Abstract
In this paper we discuss two abstraction techniques we use in CIRCA planning (Musliner, Durfee, & Shin 1993; 1995). CIRCA agents construct and execute plans for controlling real-time systems that interact with a dynamic environment including uncontrolled, exogenous events. In these environments, catastrophic failure is possible if a timely control action is not taken in certain situations. Control plans for these environments must provide guarantees that failures will not occur. Therefore, the CIRCA planning problem is one of generating a timed, discrete event controller (Ostroff & Wonham 1990) that attempts to achieve goals while delivering performance guarantees. In this generation process we abstract temporal information, using a special-purpose temporal prover to summarize information about the latency of various events. We also use a technique we call Dynamic Abstraction Planning (Goldman et al. 1997) to minimize the (non-temporal) feature space of the controllers.

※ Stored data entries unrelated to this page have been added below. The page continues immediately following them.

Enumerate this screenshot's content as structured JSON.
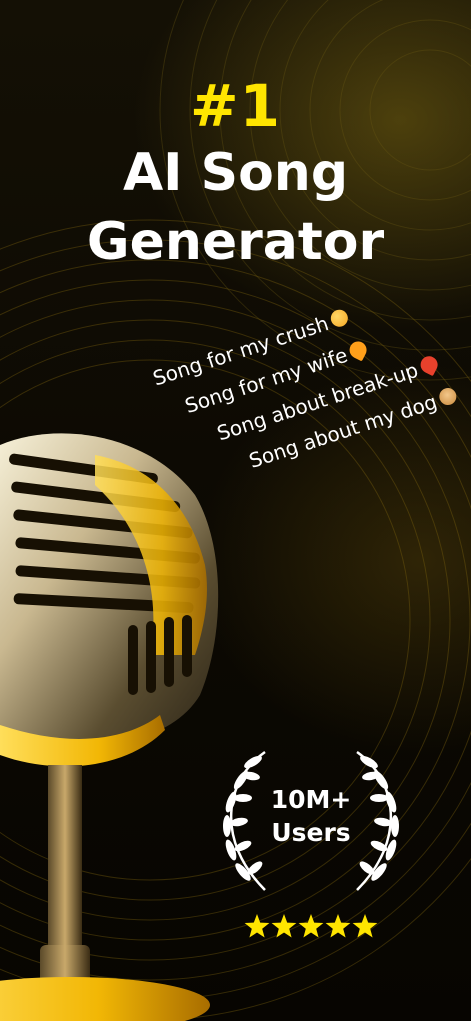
{
  "headline": {
    "rank": "#1",
    "line1": "AI Song",
    "line2": "Generator"
  },
  "prompts": [
    {
      "text": "Song for my crush",
      "emoji": "smiling-heart-eyes-emoji",
      "color": "#F5A623"
    },
    {
      "text": "Song for my wife",
      "emoji": "orange-heart-emoji",
      "color": "#FF9F1A"
    },
    {
      "text": "Song about break-up",
      "emoji": "broken-heart-emoji",
      "color": "#E8412C"
    },
    {
      "text": "Song about my dog",
      "emoji": "dog-face-emoji",
      "color": "#D9A24E"
    }
  ],
  "badge": {
    "count": "10M+",
    "label": "Users",
    "rating": 5,
    "rating_max": 5
  },
  "colors": {
    "accent": "#FFE500",
    "text": "#FFFFFF",
    "mic_gold": "#F2B705"
  }
}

In this position paper we present the two abstraction methods used in CIRCA state-space planning. We start by reviewing the CIRCA architecture, which couples a deliberative planning component with a scheduler and a real-time executive. We then present the state-space planning problem, which is the responsibility of CIRCA’s AI Subsystem. We then discuss temporal abstraction in state-space planning, and then present Dynamic Abstraction Planning (DAP), a planning technique that dynamically and locally abstracts the feature space of the controller NFA. We relate these techniques to methods used in AI planning, Model (automation) Minimization and Markov Decision Processes.